L’héritage des films bourekas : un miroir de la société israélienne

Les films bourekas: des comédies populaires cultes des années 60/70

Les films bourekas sont un genre de comédies populaires qui ont marqué le cinéma israélien des années 1960 et 1970. Pour un public français, on pourrait les comparer à des classiques comme La Grande Vadrouille ou La 7e Compagnie : des films à succès qui, malgré leurs budgets modestes, ont su traverser les générations et devenir des œuvres cultes.

Ces films racontent le quotidien des Juifs originaires du Moyen-Orient et d'Afrique du Nord, souvent appelés Juifs mizrahis ou orientaux. Ils dépeignent leur vie en Israël, en mettant souvent en scène les tensions culturelles entre cette population et les Juifs ashkénazes, d'origine européenne. La particularité des films bourekas réside dans l'utilisation de stéréotypes. Les personnages mizrahis y sont souvent représentés de manière caricaturale : peu éduqués, avec une famille nombreuse, parlant l'hébreu avec un fort accent et parfois présentés comme paresseux. Ces clichés ont suscité de vives critiques, certains y voyant une forme de racisme. Cependant, il est important de noter que les personnages ashkénazes ne sont pas épargnés et sont eux aussi décrits de manière stéréotypée, souvent comme des intellectuels distants et froids.

les films bourekas: une succession de clichés

Cette approche stéréotypée fait des films bourekas un miroir de la société israélienne de l'époque et de ses conflits ethniques et de classes, le tout enveloppé dans une comédie populaire et accessible.

Ces films ont progressivement disparu des écrans à la fin des années 1970, à mesure que le cinéma israélien s'est tourné vers des sujets plus politiques et sociaux. Pourtant, leur importance historique est indéniable. Revoir ces œuvres aujourd'hui permet de saisir une facette de l'histoire israélienne souvent ignorée par la propagande de l'époque. Alors que le sionisme mettait en avant l'image d'un « nouveau Juif » idéal — patriote, travaillant la terre dans un kibboutz et incarnant des valeurs collectives — les films bourekas, malgré leurs clichés, brossaient un portrait bien différent. Ils mettaient en lumière la réalité des Juifs orientaux (mizrahis), souvent pauvres, peu éduqués et parqués dans des camps de transit.

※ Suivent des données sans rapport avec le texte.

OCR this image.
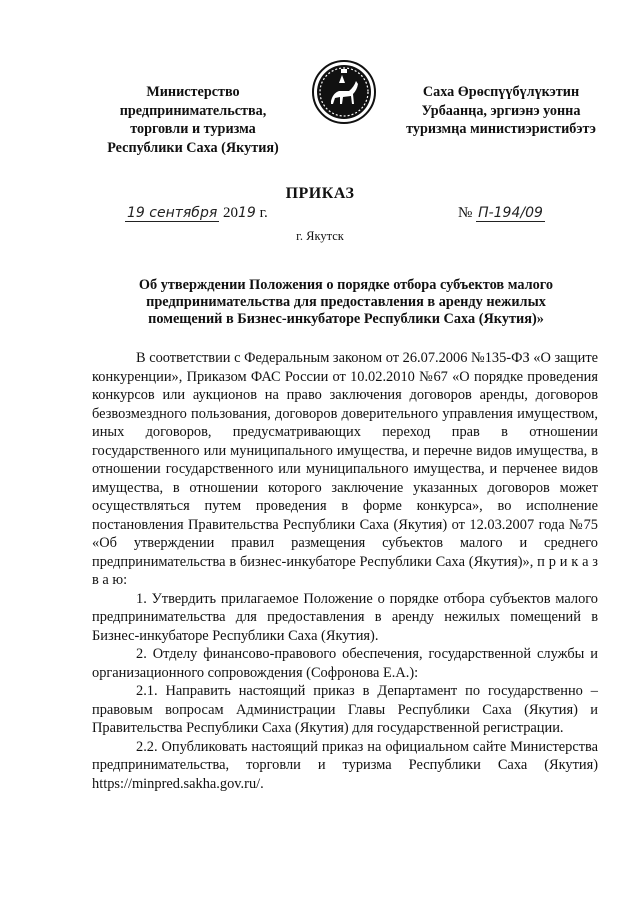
Министерство
предпринимательства,
торговли и туризма
Республики Саха (Якутия)
Саха Өрөспүүбүлүкэтин
Урбаанңа, эргиэнэ уонна
туризмңа министиэристибэтэ
ПРИКАЗ
19 сентября 2019 г.	№ П-194/09
г. Якутск
Об утверждении Положения о порядке отбора субъектов малого предпринимательства для предоставления в аренду нежилых помещений в Бизнес-инкубаторе Республики Саха (Якутия)»

В соответствии с Федеральным законом от 26.07.2006 №135-ФЗ «О защите конкуренции», Приказом ФАС России от 10.02.2010 №67 «О порядке проведения конкурсов или аукционов на право заключения договоров аренды, договоров безвозмездного пользования, договоров доверительного управления имуществом, иных договоров, предусматривающих переход прав в отношении государственного или муниципального имущества, и перечне видов имущества, в отношении государственного или муниципального имущества, и перченее видов имущества, в отношении которого заключение указанных договоров может осуществляться путем проведения в форме конкурса», во исполнение постановления Правительства Республики Саха (Якутия) от 12.03.2007 года №75 «Об утверждении правил размещения субъектов малого и среднего предпринимательства в бизнес-инкубаторе Республики Саха (Якутия)», п р и к а з в а ю:

1. Утвердить прилагаемое Положение о порядке отбора субъектов малого предпринимательства для предоставления в аренду нежилых помещений в Бизнес-инкубаторе Республики Саха (Якутия).

2. Отделу финансово-правового обеспечения, государственной службы и организационного сопровождения (Софронова Е.А.):

2.1. Направить настоящий приказ в Департамент по государственно – правовым вопросам Администрации Главы Республики Саха (Якутия) и Правительства Республики Саха (Якутия) для государственной регистрации.

2.2. Опубликовать настоящий приказ на официальном сайте Министерства предпринимательства, торговли и туризма Республики Саха (Якутия) https://minpred.sakha.gov.ru/.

Ces films ont donc eu le mérite, même de manière caricaturale, de révéler le profond clivage ethnique et social qui existait entre l'élite ashkénaze, éduquée et au pouvoir, et une population orientale marginalisée. Il est d'ailleurs révélateur que de nombreux films bourekas aient été réalisés ...par des ashkénazes, ce qui souligne le regard parfois condescendant et le mépris de classe qui imprégnait la société de l'époque.

L'incroyable succès de Sallah Shabati

L'histoire du premier film bourekas, Sallah Shabati, est une anecdote fascinante à elle seule. Lors de son avant-première, le film a été accueilli avec dédain par l'élite israélienne qui a jugé la qualité déplorable. L'événement a été perçu comme un échec total.

Pourtant, personne ne s'attendait à l'immense succès populaire qui allait suivre. En l'espace de quelques mois, 1,2 million d'Israéliens se sont précipités dans les salles pour voir le film. À une époque où le pays ne comptait que 2,5 millions d'habitants, cela témoigne de l'ampleur sans précédent du phénomène.

Ce succès a propulsé le film sur la scène internationale : Sallah Shabati a remporté le Golden Globe et a été nominé pour l'Oscar du meilleur film étranger.

Ironie de l'histoire, le rôle de Sallah Shabati, un Juif marocain typique du genre, a été interprété par l'acteur ashkénaze Chaim Topol, plus tard mondialement connu pour son rôle de Tevye dans Un violon sur le toit. Ce choix de casting illustre à quel point la représentation des Juifs orientaux à l'écran était, dès le début, filtrée par le regard de l'élite culturelle ashkénaze.